(Host) A federal judge will soon decide whether Vermont can force the auto industry to reduce greenhouse gas pollution.
A landmark trial that tests the legality of Vermont’s new regulations will end this week in Burlington.
VPR’s John Dillon has been covering the trial and has this report.
(Dillon) U.S. District Judge William Sessions has spent weeks listening to highly technical, often mind-numbing testimony. Witnesses have talked at length about engine designs, aerodynamic drag co-efficients, carbon dioxide levels, and the earth’s rising temperature since the last Ice Age.
It’s all part of a huge body of evidence the judge will consider as he decides whether Vermont can go forward with new rules calling for a 30% reduction in greenhouse gas emissions by 2016.
The car companies say the rules are unworkable and illegal. The state and its environmental allies say the regulations are an important first step to curb global warming.
Eleven states, including Vermont, have adopted California’s clean air standards for cars and light trucks.
The industry has sued to block the rules in several states. The Vermont case is the first to go to trial. And both sides agree that the federal court here is a key first step to determine whether the rules will survive.
(O’Donnell) “If Vermont wins, as we think it will, it may well influence the other trials and encourage other states to adopt the California standards, and move forward and make them very widespread throughout the United States.”
(Dillon) Frank O’Donnell is president of Clean Air Watch, a non-profit group based in Washington.
He says the outcome of the Vermont case could also have an impact on the U.S. Environmental Protection Agency. Under the Clean Air Act states can adopt the EPA’s clean air rules – or they can follow the lead of California, which began regulating air quality before the federal government. But the EPA has not yet granted California a waiver to enforce its greenhouse gas rules.
(O’Donnell) “I think the Bush Administration has been looking for excuses to try to turn down California’s request to side with the car companies. But if Vermont wins its case that’s going to be real tough for the Bush Administration to say no’.”
(Dillon) The industry has argued in court that Vermont’s rules are illegal. The car companies say the regulations in effect regulate vehicle fuel economy, and they say only the federal government is allowed to set mileage standards.
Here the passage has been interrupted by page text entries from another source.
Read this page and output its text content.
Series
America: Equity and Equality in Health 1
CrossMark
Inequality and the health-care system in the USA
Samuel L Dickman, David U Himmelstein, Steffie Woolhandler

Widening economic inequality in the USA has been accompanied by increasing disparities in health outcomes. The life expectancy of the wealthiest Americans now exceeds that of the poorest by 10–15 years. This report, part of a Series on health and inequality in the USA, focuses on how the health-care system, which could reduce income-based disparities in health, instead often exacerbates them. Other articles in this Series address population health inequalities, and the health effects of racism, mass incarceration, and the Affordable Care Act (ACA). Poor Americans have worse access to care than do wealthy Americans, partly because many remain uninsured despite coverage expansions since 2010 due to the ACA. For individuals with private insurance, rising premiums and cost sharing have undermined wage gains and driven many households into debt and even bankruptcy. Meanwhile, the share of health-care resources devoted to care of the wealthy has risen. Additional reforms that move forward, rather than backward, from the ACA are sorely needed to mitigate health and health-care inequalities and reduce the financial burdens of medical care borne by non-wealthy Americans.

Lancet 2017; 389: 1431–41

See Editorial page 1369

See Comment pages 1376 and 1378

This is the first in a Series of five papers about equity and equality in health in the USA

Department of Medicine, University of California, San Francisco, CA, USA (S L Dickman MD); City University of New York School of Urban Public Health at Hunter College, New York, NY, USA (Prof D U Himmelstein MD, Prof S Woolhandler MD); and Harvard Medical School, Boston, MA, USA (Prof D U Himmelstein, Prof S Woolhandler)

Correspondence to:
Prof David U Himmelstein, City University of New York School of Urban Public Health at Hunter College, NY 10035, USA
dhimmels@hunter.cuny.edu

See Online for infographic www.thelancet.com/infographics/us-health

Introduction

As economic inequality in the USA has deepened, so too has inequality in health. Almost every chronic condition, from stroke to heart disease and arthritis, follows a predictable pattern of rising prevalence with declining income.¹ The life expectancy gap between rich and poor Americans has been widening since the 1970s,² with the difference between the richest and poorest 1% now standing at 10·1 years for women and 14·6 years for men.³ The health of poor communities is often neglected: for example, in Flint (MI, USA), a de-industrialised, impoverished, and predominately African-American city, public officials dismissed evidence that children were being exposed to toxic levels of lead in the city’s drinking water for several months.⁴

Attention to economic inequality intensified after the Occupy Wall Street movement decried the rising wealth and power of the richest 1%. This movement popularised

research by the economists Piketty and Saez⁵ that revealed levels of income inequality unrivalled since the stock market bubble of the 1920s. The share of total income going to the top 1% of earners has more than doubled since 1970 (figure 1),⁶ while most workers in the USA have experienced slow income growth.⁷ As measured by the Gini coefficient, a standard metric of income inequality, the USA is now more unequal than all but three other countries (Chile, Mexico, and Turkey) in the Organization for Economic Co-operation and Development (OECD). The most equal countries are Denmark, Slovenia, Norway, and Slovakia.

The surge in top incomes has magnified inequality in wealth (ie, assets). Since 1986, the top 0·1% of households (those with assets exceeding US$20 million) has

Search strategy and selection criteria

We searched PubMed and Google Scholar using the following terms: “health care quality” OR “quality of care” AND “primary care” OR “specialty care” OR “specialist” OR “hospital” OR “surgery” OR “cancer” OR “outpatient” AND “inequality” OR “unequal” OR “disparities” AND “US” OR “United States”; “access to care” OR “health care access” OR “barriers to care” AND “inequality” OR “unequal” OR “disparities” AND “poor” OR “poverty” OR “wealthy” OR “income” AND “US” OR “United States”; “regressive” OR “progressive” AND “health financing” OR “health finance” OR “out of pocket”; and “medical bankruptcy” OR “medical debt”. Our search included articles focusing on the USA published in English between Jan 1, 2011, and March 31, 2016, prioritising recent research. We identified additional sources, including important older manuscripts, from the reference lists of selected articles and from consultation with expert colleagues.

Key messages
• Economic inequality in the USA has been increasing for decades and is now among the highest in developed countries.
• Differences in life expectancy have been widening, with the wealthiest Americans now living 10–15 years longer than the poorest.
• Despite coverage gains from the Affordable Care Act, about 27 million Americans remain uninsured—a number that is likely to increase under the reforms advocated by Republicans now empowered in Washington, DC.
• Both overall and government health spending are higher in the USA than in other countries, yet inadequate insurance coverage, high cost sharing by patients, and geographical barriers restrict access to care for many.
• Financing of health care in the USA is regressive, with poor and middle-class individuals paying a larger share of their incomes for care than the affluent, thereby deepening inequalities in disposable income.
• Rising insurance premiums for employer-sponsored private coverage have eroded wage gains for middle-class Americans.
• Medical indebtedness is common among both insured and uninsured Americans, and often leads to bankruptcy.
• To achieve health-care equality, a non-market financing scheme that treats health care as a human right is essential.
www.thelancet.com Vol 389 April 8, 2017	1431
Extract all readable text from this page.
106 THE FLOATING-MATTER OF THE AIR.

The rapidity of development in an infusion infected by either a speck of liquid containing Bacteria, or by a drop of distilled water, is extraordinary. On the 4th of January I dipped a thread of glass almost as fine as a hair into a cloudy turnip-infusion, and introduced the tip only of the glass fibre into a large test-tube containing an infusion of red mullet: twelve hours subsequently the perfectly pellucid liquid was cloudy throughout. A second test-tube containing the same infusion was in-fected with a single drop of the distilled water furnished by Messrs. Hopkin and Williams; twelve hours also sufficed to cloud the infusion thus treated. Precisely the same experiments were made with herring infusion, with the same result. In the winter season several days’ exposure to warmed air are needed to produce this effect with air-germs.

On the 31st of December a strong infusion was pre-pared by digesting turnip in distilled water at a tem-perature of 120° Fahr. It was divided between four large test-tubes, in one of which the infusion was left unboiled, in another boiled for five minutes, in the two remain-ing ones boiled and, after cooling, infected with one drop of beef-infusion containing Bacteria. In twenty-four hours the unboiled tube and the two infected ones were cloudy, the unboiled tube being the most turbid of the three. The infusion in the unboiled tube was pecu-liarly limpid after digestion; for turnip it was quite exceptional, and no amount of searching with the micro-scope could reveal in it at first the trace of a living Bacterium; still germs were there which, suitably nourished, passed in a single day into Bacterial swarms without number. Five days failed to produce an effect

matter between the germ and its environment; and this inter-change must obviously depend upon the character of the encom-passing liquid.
Charles Territo is a spokesman for the Alliance of Automobile Manufacturers.
(Territo) “Federal law is designed to ensure a consistent fuel economy program across the country. And whether that program is being enacted in Vermont or any other state we believe that’s pre-empted under federal law.”
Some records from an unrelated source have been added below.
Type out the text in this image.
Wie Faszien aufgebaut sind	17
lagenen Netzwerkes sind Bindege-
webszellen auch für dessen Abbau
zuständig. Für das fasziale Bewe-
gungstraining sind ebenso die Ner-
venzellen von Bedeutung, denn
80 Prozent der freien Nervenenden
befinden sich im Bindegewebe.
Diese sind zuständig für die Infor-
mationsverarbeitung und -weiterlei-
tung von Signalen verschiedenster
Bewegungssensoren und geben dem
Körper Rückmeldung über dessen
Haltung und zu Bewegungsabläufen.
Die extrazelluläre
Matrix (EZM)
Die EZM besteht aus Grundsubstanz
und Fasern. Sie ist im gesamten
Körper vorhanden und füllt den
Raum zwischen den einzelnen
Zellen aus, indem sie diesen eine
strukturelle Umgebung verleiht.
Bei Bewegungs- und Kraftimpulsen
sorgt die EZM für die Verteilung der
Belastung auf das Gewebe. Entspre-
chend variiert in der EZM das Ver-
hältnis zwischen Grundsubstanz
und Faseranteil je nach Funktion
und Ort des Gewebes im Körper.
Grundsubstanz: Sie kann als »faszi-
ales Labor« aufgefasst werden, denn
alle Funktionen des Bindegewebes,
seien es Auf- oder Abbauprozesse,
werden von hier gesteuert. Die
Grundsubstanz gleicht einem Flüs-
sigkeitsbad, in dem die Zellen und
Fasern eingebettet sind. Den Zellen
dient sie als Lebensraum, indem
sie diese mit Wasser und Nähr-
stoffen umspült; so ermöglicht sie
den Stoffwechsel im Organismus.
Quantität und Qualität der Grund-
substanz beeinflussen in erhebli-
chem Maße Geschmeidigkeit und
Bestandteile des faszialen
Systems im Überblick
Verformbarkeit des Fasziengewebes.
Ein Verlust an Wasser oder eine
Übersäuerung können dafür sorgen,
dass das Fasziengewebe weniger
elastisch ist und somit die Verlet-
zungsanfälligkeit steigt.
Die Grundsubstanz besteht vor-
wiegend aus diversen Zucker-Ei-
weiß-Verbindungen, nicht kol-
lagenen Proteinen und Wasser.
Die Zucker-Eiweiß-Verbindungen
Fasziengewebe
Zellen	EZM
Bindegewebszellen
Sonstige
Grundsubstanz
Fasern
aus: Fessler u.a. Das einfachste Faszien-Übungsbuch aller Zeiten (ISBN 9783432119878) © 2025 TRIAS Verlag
(Dillon) The industry also makes the argument that they can’t meet the standards, and that the expense would cost tens of thousands of jobs. Territo says consumers would also have fewer models to choose from.
(Territo) “What you would see is that consumers in states with these emission standards would not have the same vehicle choice that consumers in other states. Essentially, consumers in New Hampshire would have a choice of different vehicles than consumers in Vermont.”
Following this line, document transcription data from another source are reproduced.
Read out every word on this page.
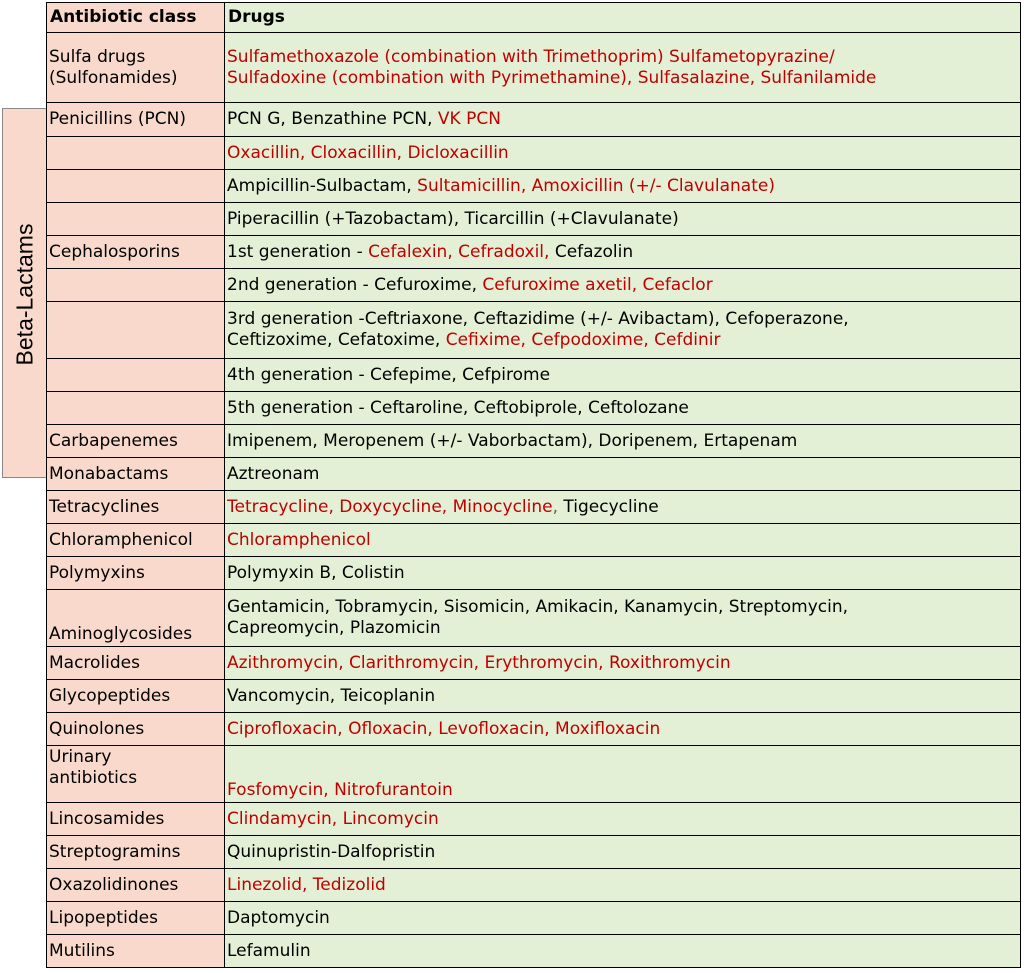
Beta-Lactams
Antibiotic class	Drugs
Sulfa drugs
(Sulfonamides)	Sulfamethoxazole (combination with Trimethoprim) Sulfametopyrazine/
Sulfadoxine (combination with Pyrimethamine), Sulfasalazine, Sulfanilamide
Penicillins (PCN)	PCN G, Benzathine PCN, VK PCN
	Oxacillin, Cloxacillin, Dicloxacillin
	Ampicillin-Sulbactam, Sultamicillin, Amoxicillin (+/- Clavulanate)
	Piperacillin (+Tazobactam), Ticarcillin (+Clavulanate)
Cephalosporins	1st generation - Cefalexin, Cefradoxil, Cefazolin
	2nd generation - Cefuroxime, Cefuroxime axetil, Cefaclor
	3rd generation -Ceftriaxone, Ceftazidime (+/- Avibactam), Cefoperazone,
Ceftizoxime, Cefatoxime, Cefixime, Cefpodoxime, Cefdinir
	4th generation - Cefepime, Cefpirome
	5th generation - Ceftaroline, Ceftobiprole, Ceftolozane
Carbapenemes	Imipenem, Meropenem (+/- Vaborbactam), Doripenem, Ertapenam
Monabactams	Aztreonam
Tetracyclines	Tetracycline, Doxycycline, Minocycline, Tigecycline
Chloramphenicol	Chloramphenicol
Polymyxins	Polymyxin B, Colistin
Aminoglycosides	Gentamicin, Tobramycin, Sisomicin, Amikacin, Kanamycin, Streptomycin,
Capreomycin, Plazomicin
Macrolides	Azithromycin, Clarithromycin, Erythromycin, Roxithromycin
Glycopeptides	Vancomycin, Teicoplanin
Quinolones	Ciprofloxacin, Ofloxacin, Levofloxacin, Moxifloxacin
Urinary
antibiotics	Fosfomycin, Nitrofurantoin
Lincosamides	Clindamycin, Lincomycin
Streptogramins	Quinupristin-Dalfopristin
Oxazolidinones	Linezolid, Tedizolid
Lipopeptides	Daptomycin
Mutilins	Lefamulin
(Dillon) But Vermont and environmental groups argue that the car companies will be forced to adapt – either by the new regulations or by the skyrocketing price of gasoline. They say car companies will have to offer customers more choice in fuel efficient cars.
During cross-examination on Monday, an engineer for the auto industry said he made his projections when gasoline prices were about $1.75 a gallon. Gas prices recently hit $3 a gallon in Vermont.
For VPR News, I’m John Dillon in Burlington.